Re: [PoC] Improve dead tuple storage for lazy vacuum

From: Masahiko Sawada <sawada(dot)mshk(at)gmail(dot)com>
To: John Naylor <john(dot)naylor(at)enterprisedb(dot)com>
Cc: Nathan Bossart <nathandbossart(at)gmail(dot)com>, Andres Freund <andres(at)anarazel(dot)de>, Matthias van de Meent <boekewurm+postgres(at)gmail(dot)com>, Yura Sokolov <y(dot)sokolov(at)postgrespro(dot)ru>, PostgreSQL-development <pgsql-hackers(at)postgresql(dot)org>
Subject: Re: [PoC] Improve dead tuple storage for lazy vacuum
Date: 2023-01-16 08:18:02
Message-ID: CAD21AoALOcuJVgwn+5EFSQccMh_hQAfBtiC5hLDMgpRwOxY4rA@mail.gmail.com
Views: Raw Message | Whole Thread | Download mbox | Resend email
Thread:
Lists: pgsql-hackers

On Mon, Jan 16, 2023 at 2:02 PM John Naylor
<john(dot)naylor(at)enterprisedb(dot)com> wrote:
>
> On Thu, Jan 12, 2023 at 9:51 PM Masahiko Sawada <sawada(dot)mshk(at)gmail(dot)com> wrote:
> >
> > On Thu, Jan 12, 2023 at 5:21 PM John Naylor
> > <john(dot)naylor(at)enterprisedb(dot)com> wrote:
> > >
> > > Okay, I'll squash the previous patch and work on cleaning up the internals. I'll keep the external APIs the same so that your work on vacuum integration can be easily rebased on top of that, and we can work independently.
>
> There were some conflicts with HEAD, so to keep the CF bot busy, I've quickly put together v18. I still have a lot of cleanup work to do, but this is enough for now.

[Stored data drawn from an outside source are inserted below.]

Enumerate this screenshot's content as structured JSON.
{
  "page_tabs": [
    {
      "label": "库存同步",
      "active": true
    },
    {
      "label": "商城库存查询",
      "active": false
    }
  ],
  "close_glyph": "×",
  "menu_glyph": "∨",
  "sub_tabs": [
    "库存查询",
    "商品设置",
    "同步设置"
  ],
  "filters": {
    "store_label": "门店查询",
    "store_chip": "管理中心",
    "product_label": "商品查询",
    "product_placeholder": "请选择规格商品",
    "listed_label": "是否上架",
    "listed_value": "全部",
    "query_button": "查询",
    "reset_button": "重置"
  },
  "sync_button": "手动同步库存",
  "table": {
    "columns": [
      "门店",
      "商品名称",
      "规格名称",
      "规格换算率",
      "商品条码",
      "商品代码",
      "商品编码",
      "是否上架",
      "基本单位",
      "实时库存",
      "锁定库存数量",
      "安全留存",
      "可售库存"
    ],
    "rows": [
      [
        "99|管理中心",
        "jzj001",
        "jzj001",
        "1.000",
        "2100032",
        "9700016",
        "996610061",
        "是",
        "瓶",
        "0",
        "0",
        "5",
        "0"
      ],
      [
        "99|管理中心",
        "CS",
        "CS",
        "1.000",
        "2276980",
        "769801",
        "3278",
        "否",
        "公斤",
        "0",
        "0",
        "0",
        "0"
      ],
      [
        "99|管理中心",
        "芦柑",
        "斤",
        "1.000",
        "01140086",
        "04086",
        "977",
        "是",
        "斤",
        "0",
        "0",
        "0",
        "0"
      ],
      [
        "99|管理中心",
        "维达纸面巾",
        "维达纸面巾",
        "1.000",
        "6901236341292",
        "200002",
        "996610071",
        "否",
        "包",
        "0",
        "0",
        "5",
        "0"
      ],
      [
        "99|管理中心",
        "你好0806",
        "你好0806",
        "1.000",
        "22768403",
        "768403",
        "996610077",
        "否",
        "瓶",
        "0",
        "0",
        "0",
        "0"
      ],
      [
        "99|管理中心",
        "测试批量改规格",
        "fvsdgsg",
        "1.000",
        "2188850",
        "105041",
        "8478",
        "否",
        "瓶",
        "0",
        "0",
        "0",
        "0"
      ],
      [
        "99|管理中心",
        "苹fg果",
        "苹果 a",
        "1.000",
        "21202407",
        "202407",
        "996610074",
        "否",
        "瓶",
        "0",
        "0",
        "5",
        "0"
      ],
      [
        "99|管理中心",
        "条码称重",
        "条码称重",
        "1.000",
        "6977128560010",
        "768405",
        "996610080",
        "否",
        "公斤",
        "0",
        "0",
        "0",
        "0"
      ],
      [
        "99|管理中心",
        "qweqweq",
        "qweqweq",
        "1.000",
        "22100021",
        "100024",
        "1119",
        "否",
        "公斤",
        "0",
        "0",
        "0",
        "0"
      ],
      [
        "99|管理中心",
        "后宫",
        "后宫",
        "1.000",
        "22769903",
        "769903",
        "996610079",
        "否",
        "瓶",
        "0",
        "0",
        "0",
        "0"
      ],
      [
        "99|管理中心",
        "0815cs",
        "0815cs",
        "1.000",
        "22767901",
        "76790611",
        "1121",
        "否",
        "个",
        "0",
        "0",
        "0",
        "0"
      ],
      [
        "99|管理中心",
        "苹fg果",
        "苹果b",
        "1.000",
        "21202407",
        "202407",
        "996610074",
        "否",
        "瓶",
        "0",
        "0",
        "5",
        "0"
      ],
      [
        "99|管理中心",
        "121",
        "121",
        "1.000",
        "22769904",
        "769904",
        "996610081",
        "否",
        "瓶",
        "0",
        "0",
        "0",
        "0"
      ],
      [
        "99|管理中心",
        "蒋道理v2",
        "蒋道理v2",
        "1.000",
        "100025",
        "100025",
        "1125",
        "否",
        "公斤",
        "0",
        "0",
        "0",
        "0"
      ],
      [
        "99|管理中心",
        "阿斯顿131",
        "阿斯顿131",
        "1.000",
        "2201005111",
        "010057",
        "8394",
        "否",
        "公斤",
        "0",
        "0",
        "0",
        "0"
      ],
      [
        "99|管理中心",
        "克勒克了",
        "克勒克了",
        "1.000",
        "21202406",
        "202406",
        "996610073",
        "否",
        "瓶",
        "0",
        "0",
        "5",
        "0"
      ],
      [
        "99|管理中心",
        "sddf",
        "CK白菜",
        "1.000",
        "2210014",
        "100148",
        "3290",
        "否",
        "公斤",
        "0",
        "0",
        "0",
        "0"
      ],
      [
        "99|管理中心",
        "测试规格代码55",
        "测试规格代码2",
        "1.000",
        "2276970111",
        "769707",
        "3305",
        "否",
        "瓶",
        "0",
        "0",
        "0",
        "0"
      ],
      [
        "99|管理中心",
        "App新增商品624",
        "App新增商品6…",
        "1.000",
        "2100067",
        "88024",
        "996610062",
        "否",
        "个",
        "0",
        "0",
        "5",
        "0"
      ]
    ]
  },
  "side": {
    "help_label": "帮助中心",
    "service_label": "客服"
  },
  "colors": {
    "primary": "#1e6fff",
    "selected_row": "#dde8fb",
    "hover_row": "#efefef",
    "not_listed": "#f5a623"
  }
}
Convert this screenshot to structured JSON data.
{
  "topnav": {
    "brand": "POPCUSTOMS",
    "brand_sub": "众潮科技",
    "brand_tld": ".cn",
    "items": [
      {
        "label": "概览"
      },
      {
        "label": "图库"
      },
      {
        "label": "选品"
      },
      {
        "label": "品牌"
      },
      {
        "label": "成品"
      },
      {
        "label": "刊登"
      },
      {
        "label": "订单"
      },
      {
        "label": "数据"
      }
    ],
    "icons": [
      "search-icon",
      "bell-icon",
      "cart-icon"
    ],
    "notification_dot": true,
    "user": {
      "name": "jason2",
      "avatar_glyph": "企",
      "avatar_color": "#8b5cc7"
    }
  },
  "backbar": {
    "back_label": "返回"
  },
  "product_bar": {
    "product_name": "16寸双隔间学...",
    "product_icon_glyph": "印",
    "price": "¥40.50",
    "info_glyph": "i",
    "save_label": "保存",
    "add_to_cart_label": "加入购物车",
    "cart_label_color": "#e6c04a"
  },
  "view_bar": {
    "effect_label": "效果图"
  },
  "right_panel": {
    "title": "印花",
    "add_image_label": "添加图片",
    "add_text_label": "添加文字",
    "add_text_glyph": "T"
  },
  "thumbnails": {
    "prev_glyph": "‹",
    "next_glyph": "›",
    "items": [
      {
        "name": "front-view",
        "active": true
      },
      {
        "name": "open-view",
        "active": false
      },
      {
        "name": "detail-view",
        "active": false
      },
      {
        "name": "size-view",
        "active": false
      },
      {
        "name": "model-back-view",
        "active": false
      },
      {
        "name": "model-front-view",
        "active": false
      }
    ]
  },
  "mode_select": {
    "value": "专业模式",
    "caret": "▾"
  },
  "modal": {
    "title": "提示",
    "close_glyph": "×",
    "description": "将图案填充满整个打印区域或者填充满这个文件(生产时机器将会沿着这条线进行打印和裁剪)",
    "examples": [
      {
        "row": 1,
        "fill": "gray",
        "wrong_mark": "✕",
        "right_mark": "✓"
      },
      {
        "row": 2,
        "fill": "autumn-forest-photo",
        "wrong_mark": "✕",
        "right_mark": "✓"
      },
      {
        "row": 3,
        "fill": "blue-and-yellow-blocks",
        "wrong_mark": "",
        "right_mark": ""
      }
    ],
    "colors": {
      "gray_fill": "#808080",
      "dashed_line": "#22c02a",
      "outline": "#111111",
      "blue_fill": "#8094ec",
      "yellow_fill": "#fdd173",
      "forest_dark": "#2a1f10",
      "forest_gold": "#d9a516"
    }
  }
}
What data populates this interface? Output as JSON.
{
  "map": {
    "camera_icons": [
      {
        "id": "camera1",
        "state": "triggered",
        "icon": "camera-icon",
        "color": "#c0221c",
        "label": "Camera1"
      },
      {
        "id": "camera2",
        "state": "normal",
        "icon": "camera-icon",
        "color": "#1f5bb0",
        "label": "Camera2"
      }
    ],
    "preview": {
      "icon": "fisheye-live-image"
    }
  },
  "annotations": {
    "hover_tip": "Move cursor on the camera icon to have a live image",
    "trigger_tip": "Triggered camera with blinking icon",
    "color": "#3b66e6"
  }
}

Thanks! cfbot complaints about some warnings but these are expected
(due to unused delete routines etc). But one reported error[1] might
be relevant with 0002 patch?

[05:44:11.759] "link" /MACHINE:x64
/OUT:src/test/modules/test_radixtree/test_radixtree.dll
src/test/modules/test_radixtree/test_radixtree.dll.p/win32ver.res
src/test/modules/test_radixtree/test_radixtree.dll.p/test_radixtree.c.obj
"/nologo" "/release" "/nologo" "/DEBUG"
"/PDB:src/test\modules\test_radixtree\test_radixtree.pdb" "/DLL"
"/IMPLIB:src/test\modules\test_radixtree\test_radixtree.lib"
"/INCREMENTAL:NO" "/STACK:4194304" "/NOEXP" "/DEBUG:FASTLINK"
"/NOIMPLIB" "C:/cirrus/build/src/backend/postgres.exe.lib"
"wldap32.lib" "c:/openssl/1.1/lib/libssl.lib"
"c:/openssl/1.1/lib/libcrypto.lib" "ws2_32.lib" "kernel32.lib"
"user32.lib" "gdi32.lib" "winspool.lib" "shell32.lib" "ole32.lib"
"oleaut32.lib" "uuid.lib" "comdlg32.lib" "advapi32.lib"
[05:44:11.819] test_radixtree.c.obj : error LNK2001: unresolved
external symbol pg_popcount64
[05:44:11.819] src\test\modules\test_radixtree\test_radixtree.dll :
fatal error LNK1120: 1 unresolved externals

> 0003 contains all v17 local-memory coding squashed together.

+ * XXX: Most functions in this file have two variants for inner nodes and leaf
+ * nodes, therefore there are duplication codes. While this sometimes makes the
+ * code maintenance tricky, this reduces branch prediction misses when judging
+ * whether the node is a inner node of a leaf node.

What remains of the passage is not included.